At the start of the 2nd Reading of the Marriage (same sex couples) Bill in the House of Lords, the first speaker was Conservative peer, Baroness Noakes who questioned why anyone would want to deny marriage to a loving couple. Her full speech can be read here:
3.08 pm
Baroness Noakes: My Lords, it is a privilege to start our second day of debate on this important Bill. Yesterday our debate was a wonderful demonstration of this House’s ability to tackle difficult issues with restraint and respect, and I hope that we may continue in that vein today.
There are three main reasons why I support the Bill. First, I support it because I am a firm believer in marriage. Enduring relationships between couples, based on love, respect and responsibility, are good for the people involved and, in turn, strong relationships are good for society. Couples who want to share their lives together do not have to get married, and the Bill will not change that, but many value the sustainability and stability that marriage offers. I believe that marriage is a great environment in which to raise children but, for all kinds of reasons, marriage today is not defined by children or even by the possibility of procreation. Marriage is a much bigger concept than that.
Being gay or lesbian is not a lifestyle choice but an essential fact about a small but significant minority. It is as natural for them to seek lifetime relationships with a person of the same sex as it is for most of us to share our lives with an opposite sex partner. As a happily married woman, I will gladly extend marriage to committed couples who happen to be of the same sex. I genuinely find it difficult to work out why other happily married people want to deny them the privilege of marriage, and I certainly reject the suggestion made yesterday that same sex couples should invent their own name in place of marriage.
My second reason is that same sex marriage has popular support. The House of Commons Library note on the Bill makes it clear that polls can be skewed by the questions asked, but the clear evidence from the various polls that have asked straightforward questions about same sex marriage is that there is a majority,
and an increasing one, in favour. The most important feature is that support is huge in the younger age groups, and only those over 65 show net opposition. I hope that noble Lords will reflect today that same sex marriage will have its greatest impact on age groups that are barely represented in your Lordships’ House.
Freedom is my third reason for supporting this Bill. We have to ask very serious questions about why the law should deny people the freedom to do things that they want to do.
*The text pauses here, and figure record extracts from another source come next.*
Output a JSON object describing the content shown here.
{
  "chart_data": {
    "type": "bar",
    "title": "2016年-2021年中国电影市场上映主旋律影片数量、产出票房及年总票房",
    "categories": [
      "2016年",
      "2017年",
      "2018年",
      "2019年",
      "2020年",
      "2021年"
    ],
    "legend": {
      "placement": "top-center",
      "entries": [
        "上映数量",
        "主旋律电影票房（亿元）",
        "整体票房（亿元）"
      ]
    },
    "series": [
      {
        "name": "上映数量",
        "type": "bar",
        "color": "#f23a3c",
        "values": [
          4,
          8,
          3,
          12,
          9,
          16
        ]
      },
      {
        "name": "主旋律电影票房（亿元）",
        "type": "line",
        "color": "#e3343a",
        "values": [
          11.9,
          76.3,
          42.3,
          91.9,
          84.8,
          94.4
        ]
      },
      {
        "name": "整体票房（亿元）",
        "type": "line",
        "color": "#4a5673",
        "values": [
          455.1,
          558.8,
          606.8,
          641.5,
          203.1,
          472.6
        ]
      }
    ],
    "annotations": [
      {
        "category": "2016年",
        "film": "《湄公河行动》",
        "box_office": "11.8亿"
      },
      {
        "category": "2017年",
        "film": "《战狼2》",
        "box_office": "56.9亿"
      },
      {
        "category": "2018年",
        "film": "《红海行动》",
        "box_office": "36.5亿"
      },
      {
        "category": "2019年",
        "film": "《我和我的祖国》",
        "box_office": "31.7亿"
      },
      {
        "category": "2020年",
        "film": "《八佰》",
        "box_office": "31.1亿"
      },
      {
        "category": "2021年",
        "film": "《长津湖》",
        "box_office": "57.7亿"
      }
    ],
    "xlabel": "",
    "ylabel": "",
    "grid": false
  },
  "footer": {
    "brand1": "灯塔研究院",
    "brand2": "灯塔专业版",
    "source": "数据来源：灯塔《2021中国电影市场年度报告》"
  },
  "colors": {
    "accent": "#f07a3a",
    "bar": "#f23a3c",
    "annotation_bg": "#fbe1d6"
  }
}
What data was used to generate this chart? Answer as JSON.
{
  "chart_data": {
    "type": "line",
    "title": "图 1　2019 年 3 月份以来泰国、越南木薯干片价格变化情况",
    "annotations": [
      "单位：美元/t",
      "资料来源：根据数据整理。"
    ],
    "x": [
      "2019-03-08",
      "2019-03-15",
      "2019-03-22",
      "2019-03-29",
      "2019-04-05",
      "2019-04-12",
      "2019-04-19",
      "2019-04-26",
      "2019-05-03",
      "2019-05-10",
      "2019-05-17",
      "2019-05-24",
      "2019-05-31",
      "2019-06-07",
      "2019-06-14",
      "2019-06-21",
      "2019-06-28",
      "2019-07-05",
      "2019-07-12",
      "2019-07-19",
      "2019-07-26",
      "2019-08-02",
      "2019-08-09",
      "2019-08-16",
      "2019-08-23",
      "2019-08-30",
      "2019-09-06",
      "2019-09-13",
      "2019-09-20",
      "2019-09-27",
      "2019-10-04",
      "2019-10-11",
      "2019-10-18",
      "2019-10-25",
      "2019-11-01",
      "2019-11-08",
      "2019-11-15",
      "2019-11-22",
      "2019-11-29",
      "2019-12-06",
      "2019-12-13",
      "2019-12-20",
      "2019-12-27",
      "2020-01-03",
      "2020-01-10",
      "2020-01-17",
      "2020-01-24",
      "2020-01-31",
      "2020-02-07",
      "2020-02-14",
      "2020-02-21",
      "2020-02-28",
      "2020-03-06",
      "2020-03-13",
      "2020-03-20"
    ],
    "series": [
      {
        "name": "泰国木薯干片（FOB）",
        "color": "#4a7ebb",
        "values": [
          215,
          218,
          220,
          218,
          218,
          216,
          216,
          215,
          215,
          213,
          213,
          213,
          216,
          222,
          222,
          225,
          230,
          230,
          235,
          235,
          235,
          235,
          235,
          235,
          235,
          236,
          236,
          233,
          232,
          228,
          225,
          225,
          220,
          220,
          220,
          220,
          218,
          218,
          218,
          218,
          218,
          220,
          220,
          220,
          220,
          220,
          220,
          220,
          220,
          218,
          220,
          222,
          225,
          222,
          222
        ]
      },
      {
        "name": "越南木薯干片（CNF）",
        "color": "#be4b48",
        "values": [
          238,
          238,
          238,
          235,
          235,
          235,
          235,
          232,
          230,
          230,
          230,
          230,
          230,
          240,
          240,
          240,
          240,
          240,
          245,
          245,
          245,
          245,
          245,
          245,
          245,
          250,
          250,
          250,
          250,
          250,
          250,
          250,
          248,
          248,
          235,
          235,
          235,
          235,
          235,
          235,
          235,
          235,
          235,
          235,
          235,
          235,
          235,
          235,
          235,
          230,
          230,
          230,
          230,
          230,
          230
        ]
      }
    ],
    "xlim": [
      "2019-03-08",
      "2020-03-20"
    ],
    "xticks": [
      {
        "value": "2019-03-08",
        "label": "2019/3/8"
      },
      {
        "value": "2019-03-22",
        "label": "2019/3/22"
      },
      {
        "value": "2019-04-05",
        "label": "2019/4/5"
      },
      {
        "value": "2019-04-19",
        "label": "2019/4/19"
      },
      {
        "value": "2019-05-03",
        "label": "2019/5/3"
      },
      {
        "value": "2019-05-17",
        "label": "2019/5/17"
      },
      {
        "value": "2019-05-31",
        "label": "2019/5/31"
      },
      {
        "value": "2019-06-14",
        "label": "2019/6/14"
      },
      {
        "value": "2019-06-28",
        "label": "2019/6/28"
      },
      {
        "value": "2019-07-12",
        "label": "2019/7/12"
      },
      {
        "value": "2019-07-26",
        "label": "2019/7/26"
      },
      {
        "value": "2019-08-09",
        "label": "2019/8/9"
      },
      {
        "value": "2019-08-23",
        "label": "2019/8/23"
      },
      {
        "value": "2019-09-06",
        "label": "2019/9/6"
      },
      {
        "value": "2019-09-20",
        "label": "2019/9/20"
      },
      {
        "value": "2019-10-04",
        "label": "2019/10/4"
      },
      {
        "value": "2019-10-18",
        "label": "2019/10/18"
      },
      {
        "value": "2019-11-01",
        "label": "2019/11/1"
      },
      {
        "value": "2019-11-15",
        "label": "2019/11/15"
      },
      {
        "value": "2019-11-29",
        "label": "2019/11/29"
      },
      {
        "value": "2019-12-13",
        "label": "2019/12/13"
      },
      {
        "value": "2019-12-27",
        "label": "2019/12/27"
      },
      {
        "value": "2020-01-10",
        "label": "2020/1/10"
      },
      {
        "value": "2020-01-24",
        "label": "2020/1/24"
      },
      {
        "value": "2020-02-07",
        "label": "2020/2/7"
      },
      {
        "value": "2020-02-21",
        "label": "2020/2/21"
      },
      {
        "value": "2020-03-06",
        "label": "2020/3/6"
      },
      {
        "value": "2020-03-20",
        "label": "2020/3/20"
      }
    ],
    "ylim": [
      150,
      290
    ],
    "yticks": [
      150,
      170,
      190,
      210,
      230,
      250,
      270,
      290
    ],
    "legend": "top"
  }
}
Of course, there are strong public policy grounds for stopping people from doing all sorts of things, but I struggle to see what public policy grounds should prevent same sex couples from being married. If we embrace the freedom to marry in the Bill, it will surely bring happiness to a minority. I have heard nothing in the debate thus far that points to clear and specific harm to other groups in society.
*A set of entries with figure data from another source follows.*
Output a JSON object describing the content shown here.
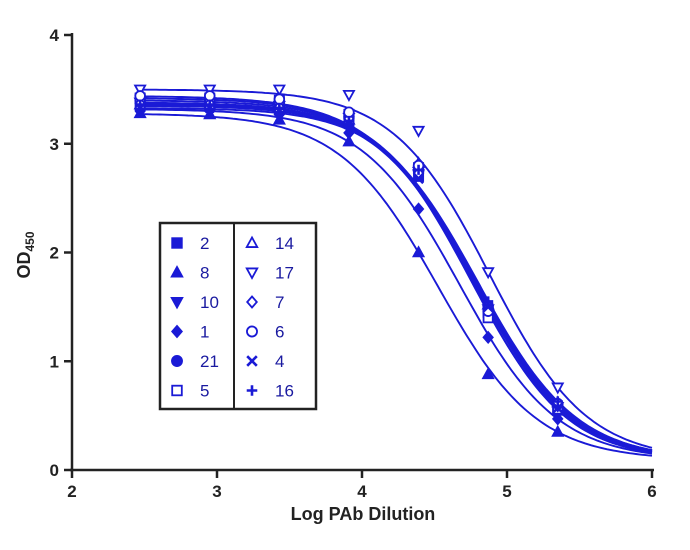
{
  "chart_data": {
    "type": "line",
    "title": "",
    "xlabel": "Log PAb Dilution",
    "ylabel_main": "OD",
    "ylabel_sub": "450",
    "xlim": [
      2,
      6
    ],
    "ylim": [
      0,
      4
    ],
    "x_ticks": [
      2,
      3,
      4,
      5,
      6
    ],
    "y_ticks": [
      0,
      1,
      2,
      3,
      4
    ],
    "grid": false,
    "legend_position": "center-left",
    "color": "#1a1ad6",
    "x": [
      2.47,
      2.95,
      3.43,
      3.91,
      4.39,
      4.87,
      5.35
    ],
    "series": [
      {
        "name": "2",
        "marker": "square-filled",
        "values": [
          3.35,
          3.35,
          3.32,
          3.2,
          2.7,
          1.45,
          0.55
        ]
      },
      {
        "name": "8",
        "marker": "triangle-up-filled",
        "values": [
          3.28,
          3.27,
          3.22,
          3.02,
          2.0,
          0.88,
          0.35
        ]
      },
      {
        "name": "10",
        "marker": "triangle-down-filled",
        "values": [
          3.38,
          3.38,
          3.35,
          3.24,
          2.72,
          1.48,
          0.58
        ]
      },
      {
        "name": "1",
        "marker": "diamond-filled",
        "values": [
          3.32,
          3.31,
          3.27,
          3.1,
          2.4,
          1.22,
          0.47
        ]
      },
      {
        "name": "21",
        "marker": "circle-filled",
        "values": [
          3.4,
          3.4,
          3.36,
          3.25,
          2.75,
          1.5,
          0.6
        ]
      },
      {
        "name": "5",
        "marker": "square-open",
        "values": [
          3.42,
          3.42,
          3.4,
          3.27,
          2.78,
          1.4,
          0.56
        ]
      },
      {
        "name": "14",
        "marker": "triangle-up-open",
        "values": [
          3.36,
          3.36,
          3.33,
          3.22,
          2.82,
          1.52,
          0.62
        ]
      },
      {
        "name": "17",
        "marker": "triangle-down-open",
        "values": [
          3.5,
          3.5,
          3.5,
          3.45,
          3.12,
          1.82,
          0.76
        ]
      },
      {
        "name": "7",
        "marker": "diamond-open",
        "values": [
          3.37,
          3.37,
          3.34,
          3.23,
          2.73,
          1.47,
          0.59
        ]
      },
      {
        "name": "6",
        "marker": "circle-open",
        "values": [
          3.44,
          3.44,
          3.41,
          3.29,
          2.8,
          1.46,
          0.61
        ]
      },
      {
        "name": "4",
        "marker": "x",
        "values": [
          3.33,
          3.33,
          3.3,
          3.18,
          2.68,
          1.5,
          0.57
        ]
      },
      {
        "name": "16",
        "marker": "plus",
        "values": [
          3.36,
          3.36,
          3.33,
          3.21,
          2.76,
          1.55,
          0.63
        ]
      }
    ]
  }
}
I could have seen a public policy reason for objecting to the Bill if it rode roughshod over the ability of the established religions to maintain their own concepts of marriage, but the quadruple lock arrangements in the Bill seem to me—and to the Church of England, if I read its announcement last month correctly—to provide robust protections for religious freedoms.
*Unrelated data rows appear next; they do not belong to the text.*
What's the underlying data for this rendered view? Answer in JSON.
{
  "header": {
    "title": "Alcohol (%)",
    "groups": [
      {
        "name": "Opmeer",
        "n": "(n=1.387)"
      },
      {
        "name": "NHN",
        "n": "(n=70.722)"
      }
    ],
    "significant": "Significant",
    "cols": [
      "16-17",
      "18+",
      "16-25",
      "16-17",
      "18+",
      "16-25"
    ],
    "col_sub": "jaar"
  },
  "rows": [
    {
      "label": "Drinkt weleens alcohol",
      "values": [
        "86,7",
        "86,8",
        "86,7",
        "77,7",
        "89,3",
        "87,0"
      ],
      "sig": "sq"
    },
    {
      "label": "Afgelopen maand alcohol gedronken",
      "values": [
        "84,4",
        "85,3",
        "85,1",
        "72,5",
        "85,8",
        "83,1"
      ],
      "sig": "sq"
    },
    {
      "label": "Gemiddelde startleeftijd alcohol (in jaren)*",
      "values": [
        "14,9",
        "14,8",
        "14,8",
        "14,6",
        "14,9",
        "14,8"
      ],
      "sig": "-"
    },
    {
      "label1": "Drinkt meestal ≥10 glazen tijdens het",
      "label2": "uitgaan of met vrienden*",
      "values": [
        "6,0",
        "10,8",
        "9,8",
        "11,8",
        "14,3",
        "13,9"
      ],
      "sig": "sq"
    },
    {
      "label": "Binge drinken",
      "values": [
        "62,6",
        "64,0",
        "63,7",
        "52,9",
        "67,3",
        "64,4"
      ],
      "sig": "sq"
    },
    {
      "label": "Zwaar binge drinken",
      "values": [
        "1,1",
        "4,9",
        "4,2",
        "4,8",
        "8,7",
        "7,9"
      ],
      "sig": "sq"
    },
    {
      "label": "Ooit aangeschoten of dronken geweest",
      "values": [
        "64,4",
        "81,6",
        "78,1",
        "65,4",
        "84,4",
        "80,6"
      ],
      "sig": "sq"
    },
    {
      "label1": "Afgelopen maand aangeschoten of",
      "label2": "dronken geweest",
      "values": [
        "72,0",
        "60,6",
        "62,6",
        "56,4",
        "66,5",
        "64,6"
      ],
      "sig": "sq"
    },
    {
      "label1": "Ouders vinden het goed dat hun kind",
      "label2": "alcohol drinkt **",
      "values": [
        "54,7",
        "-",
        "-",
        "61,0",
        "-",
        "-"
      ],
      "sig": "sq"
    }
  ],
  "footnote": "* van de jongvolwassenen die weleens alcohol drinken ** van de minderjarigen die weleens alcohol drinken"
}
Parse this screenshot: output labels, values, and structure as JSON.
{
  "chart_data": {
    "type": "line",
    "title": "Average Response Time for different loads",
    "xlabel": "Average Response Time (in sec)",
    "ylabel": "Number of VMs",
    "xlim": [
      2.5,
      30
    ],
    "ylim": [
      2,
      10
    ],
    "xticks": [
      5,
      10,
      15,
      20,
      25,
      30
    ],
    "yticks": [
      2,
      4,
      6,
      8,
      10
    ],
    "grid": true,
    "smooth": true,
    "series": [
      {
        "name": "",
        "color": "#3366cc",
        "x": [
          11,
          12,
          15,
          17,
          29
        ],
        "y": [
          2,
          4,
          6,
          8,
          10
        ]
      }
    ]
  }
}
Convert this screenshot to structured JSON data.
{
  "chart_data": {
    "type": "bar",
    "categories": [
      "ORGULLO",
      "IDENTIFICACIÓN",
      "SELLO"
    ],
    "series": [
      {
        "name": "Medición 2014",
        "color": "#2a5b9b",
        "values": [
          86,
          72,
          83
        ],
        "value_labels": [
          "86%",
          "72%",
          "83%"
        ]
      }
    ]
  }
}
Marriage is a great institution that belongs to society as a whole, not to particular groups. Parliament is the right place to guard access to marriage. We have the privilege of a free vote and we must use it with wisdom, for the benefit of society, regardless of our personal preferences. If the noble Lord, Lord Dear, decides to divide the House, I hope that we will respect the clear decision of the other place on a free vote. We can then move on to the job that we are good at, as a revising Chamber, testing all the detailed concerns that have rightly been raised by noble Lords in this debate.